Arkasına döndüğünde arkadaşlarının yerde hareketsizce uzandığını gördü. Elleriyle yerden destek alarak onların yanına gitmek için çabalıyordu. Onların yanına gittiğinde nabızlarını teker teker kontrol etmeye başladı. Ne yazık ki hepsi ölmüştü. Çıldırmışçasına ağlamaya başladı. Çok çaresizdi. Ne yapacağını bilmiyordu.
Daha sonrasında bir çantanın yan cebinde suluk gördü. İçini açtığında boş olduğunu gördü. Ne yapacaktı. Çok susamıştı. Bitkin bir haldeydi. Ağaçtan tutunarak zar zor ayağa kalktı. Yürümeye çalıştı. Arkadaşlarının birer birer çantalarını kontrol etti. Ama ne su ne de yiyecek bir şey bulabiliyordu. Boğazı kurumuştu ve yutkunamıyordu.
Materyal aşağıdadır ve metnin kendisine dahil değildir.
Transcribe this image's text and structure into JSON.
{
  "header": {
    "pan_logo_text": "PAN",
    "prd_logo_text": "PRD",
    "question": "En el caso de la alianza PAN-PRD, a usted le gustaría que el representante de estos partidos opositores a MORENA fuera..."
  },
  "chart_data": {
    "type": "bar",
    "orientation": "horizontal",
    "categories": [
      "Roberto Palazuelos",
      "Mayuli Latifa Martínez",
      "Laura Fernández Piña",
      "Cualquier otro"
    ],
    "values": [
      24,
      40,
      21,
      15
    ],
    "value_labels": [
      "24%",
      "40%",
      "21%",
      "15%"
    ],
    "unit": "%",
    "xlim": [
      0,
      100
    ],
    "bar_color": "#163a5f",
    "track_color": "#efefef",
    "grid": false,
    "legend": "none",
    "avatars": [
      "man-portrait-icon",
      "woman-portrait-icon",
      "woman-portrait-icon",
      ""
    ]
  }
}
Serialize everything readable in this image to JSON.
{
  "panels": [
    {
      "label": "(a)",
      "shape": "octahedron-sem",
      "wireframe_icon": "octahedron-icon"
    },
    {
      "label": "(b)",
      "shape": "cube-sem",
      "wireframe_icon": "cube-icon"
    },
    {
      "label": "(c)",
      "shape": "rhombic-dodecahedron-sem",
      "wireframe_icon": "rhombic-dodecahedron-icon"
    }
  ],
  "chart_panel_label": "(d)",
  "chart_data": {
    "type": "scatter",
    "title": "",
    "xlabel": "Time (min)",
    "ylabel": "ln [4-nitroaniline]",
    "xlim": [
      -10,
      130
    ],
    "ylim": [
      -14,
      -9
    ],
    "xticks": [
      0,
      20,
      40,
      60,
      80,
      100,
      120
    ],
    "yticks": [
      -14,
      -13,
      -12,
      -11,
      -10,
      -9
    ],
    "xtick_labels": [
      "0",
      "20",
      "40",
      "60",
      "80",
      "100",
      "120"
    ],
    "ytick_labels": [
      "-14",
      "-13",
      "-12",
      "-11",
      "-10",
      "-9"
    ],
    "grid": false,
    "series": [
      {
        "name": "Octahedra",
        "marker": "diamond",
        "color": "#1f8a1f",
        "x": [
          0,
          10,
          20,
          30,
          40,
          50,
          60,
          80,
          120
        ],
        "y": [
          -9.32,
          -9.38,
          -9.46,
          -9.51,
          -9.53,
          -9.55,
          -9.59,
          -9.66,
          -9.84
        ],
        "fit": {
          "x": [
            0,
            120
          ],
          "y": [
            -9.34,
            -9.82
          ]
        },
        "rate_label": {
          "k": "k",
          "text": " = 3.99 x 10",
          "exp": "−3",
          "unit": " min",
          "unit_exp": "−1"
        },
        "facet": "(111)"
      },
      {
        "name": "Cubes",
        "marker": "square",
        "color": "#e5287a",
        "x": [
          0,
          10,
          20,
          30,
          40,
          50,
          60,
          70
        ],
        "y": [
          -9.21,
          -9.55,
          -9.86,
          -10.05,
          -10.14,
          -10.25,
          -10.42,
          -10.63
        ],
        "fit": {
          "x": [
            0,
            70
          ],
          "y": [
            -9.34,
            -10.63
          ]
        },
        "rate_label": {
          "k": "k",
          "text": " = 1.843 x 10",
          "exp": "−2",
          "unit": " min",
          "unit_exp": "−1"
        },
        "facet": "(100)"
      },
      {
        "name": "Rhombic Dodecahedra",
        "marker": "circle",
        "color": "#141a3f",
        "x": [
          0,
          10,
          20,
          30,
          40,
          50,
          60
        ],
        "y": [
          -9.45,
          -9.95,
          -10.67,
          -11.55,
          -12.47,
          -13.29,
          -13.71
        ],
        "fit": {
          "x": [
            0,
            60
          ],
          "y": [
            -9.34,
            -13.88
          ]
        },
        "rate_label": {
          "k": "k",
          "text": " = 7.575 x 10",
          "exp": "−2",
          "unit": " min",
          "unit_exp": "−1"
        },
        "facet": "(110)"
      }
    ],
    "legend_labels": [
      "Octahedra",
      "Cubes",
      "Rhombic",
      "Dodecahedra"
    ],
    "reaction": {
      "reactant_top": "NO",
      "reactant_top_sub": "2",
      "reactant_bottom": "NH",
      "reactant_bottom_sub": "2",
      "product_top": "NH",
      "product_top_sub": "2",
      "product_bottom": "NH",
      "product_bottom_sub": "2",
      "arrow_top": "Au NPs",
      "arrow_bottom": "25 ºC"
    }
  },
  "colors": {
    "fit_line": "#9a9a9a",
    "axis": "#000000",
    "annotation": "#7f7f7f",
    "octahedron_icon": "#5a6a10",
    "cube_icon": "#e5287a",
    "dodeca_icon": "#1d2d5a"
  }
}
Bağırmak istiyordu ama bağıramıyordu. Boğazı çok kurumuştu.
Çaresizce ağacın dibinde otururken birden gözü balonun içindeki bir dilim ekmeğe takıldı. Hemen ekmeği alarak poşetini parçayalayıp sanki daha öncesinde hiç ekmek yememiş gibi ekmeği iştahlıca yedi. Ama yetmemişti. Karnı hala çok açtı. Ayağı birazcık da olsa geçmişti. Kulağına birden suyun şırıltı sesleri takıldı. Sesin geldiği yöne doğru ilerlemeye başladı.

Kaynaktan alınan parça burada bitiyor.